The 50m freestyle is just as crammed with talent, meaning there is a very realistic chance that this could be the last time we see the Campbell sisters in action.

Seven women have entered times below the Swimming Australia qualifying standard for the Games in the one-length sprint — including both Campbell sisters.

Cate and Bronte Campbell smile

Bronte and Cate Campbell have won 11 Olympic medals between them.(Getty Images: Clive Rose)

When are the USA trials?

Australia will learn the identity of its American challengers the week after the trials in Brisbane conclude.

The Olympic trials are kind of a big deal Stateside.

So important that the competition will take place inside the home of the NFL’s Indianapolis Colts.

The 70,000-seat venue has been reconfigured to host 30,000 supporters at a cost of more than a million dollars.

“The last five Olympic Trials were in temporary pools,” chief commercial officer of USA Swimming, Shana Ferguson told the Indy Star. 

“The reason for that is there’s simply no natatorium in the United States that is big enough to host a meet of this magnitude.”
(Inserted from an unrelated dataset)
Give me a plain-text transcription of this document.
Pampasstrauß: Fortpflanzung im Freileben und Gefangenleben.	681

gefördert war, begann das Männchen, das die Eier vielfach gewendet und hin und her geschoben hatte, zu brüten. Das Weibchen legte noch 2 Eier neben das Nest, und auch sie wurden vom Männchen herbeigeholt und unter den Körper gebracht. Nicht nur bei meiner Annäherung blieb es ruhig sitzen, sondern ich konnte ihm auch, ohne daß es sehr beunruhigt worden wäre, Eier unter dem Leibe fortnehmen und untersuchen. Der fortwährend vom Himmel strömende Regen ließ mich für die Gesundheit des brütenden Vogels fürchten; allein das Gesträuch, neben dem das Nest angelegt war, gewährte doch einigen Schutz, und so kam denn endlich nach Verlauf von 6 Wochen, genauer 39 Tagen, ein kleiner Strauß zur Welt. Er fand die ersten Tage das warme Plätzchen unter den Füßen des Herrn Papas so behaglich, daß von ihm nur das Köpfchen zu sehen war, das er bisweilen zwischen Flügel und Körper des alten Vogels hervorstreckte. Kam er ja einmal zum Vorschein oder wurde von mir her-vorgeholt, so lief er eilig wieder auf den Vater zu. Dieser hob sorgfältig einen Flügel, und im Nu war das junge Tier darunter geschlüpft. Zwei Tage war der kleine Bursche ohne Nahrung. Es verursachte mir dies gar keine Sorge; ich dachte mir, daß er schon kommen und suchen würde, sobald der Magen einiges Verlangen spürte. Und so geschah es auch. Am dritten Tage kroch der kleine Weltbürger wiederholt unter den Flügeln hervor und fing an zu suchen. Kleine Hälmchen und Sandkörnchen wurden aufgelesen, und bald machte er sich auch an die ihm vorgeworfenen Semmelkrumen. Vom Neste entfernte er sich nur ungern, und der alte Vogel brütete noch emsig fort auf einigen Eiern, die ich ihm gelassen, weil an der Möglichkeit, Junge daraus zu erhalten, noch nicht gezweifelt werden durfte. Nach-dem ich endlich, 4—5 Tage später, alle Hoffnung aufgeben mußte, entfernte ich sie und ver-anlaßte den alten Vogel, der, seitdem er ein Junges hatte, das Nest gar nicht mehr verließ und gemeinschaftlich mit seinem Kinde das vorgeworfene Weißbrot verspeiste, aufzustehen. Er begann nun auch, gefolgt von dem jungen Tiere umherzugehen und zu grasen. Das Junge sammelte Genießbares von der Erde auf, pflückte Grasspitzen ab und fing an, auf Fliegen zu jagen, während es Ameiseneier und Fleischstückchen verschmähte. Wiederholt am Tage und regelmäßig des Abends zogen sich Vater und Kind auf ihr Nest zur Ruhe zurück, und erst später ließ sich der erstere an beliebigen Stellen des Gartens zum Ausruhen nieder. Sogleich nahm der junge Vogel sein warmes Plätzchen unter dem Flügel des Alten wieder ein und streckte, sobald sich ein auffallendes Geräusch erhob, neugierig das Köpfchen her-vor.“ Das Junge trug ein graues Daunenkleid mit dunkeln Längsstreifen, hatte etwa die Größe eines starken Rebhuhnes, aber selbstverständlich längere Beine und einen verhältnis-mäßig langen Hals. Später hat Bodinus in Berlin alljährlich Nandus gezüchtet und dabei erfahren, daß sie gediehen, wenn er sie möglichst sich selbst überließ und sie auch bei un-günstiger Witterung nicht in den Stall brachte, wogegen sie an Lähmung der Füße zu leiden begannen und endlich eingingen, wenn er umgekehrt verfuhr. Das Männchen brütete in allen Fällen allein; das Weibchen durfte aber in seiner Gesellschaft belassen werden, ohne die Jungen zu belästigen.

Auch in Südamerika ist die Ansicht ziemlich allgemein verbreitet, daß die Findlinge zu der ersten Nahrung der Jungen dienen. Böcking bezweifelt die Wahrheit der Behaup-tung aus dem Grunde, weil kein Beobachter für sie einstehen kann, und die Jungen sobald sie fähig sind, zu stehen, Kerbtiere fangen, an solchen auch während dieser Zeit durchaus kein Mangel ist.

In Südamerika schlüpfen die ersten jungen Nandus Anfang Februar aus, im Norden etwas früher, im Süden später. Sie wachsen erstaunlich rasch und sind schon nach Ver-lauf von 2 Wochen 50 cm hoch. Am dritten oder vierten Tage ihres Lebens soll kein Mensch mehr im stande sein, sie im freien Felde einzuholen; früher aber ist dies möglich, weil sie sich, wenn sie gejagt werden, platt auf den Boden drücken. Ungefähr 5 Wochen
Eyes will mostly be on Katie Ledecky, who will be aiming, primarily, to win a fourth-straight title in the 800m freestyle, having also won the crown in London, Rio and Tokyo.

How are the other medal favourites faring?

Summer Mcintosh looks out of the pool

Be warned Australia, Summer (McIntosh) is coming.(Getty Images: Ian MacNicol)

Canada held its Olympic trials last month, and predictably Summer McIntosh stole the show.

The 17-year-old qualified for five individual events, including the events in which she currently reigns in as two-time world champion — the 400m IM and 200m butterfly — and the 400m freestyle.

Maggie Mac Neil, who beat McKeon in the 100m butterfly in Tokyo, qualified for her chance to repeat the triumph.

Great Britain’s Olympic trials took place in April with Matt Richards winning the 200m freestyle ahead of gold and silver medallists from Tokyo, Duncan Scott and Tom Dean.